4- Está cientificamente comprovado que a ingestão de álcool diminui, na exata medida do crescendo do seu teor, a capacidade de reação e de concentração, assim como a capacidade motora e sensorial, nomeadamente a visual, provocando, uma demora na reação aos estímulos, donde influir (ou, pelos menos, poder influir), nessa medida, na atividade da condução de veículos, dado diminuir (adequadamente) a aptidão de quem conduz os mesmos.

5- Não constituindo a condução sob a influência do álcool, só por si, uma presunção legal de culpa na produção do acidente, todavia, - e não permitindo a matéria factual apurada concluir pela culpa efetiva de qualquer condutor na produção do acidente – essa culpa pode ser estabelecida por via do recurso a presunções judiciais/naturais, nas quais se integram ou podem integrar a condução sob o efeito do álcool em conjugação de análise, perante o caso concreto, com os demais factos apurados.

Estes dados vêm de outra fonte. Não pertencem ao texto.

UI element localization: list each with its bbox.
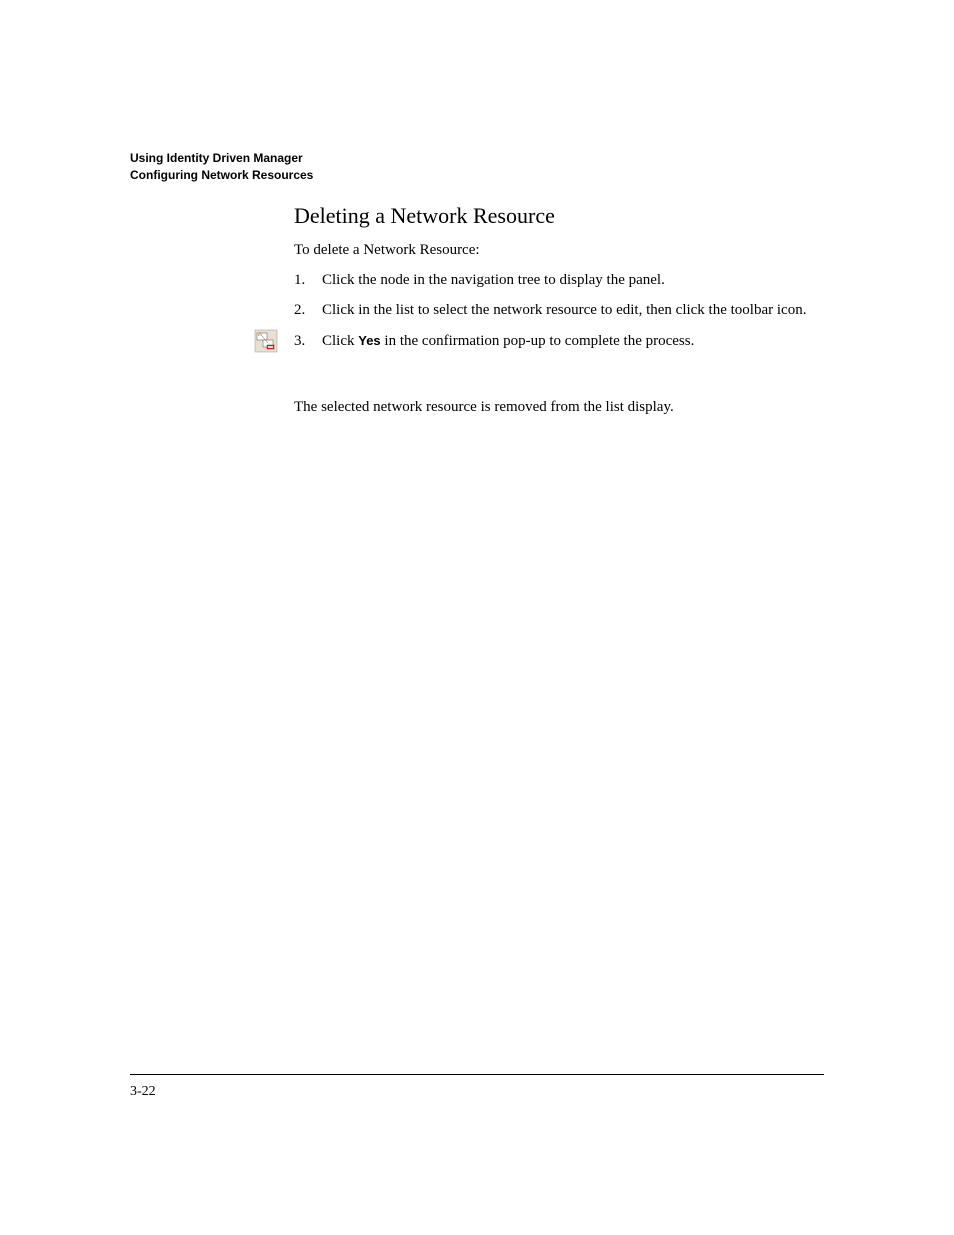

II. Na fundamentação do acórdão afirma-se o seguinte:

"Prescreve o art. 21º, nºs 1 e 2 do CE que:

“1 - Quando o condutor pretender reduzir a velocidade, parar, estacionar, mudar de direção ou de via de trânsito, iniciar uma ultrapassagem ou inverter o sentido de marcha, deve assinalar com a necessária antecedência a sua intenção.

2 - O sinal deve manter-se enquanto se efetua a manobra e cessar logo que ela esteja concluída.“

E nos termos do art. 24º, nº 1 do CE “1 - O condutor deve regular a velocidade de modo a que, atendendo à presença de outros utilizadores, em particular os vulneráveis, às características e estado da via e do veículo, à carga transportada, às condições meteorológicas ou ambientais, à intensidade do trânsito e a quaisquer outras circunstâncias relevantes, possa, em condições de segurança, executar as manobras cuja necessidade seja de prever e, especialmente, fazer parar o veículo no espaço livre e visível à sua frente.”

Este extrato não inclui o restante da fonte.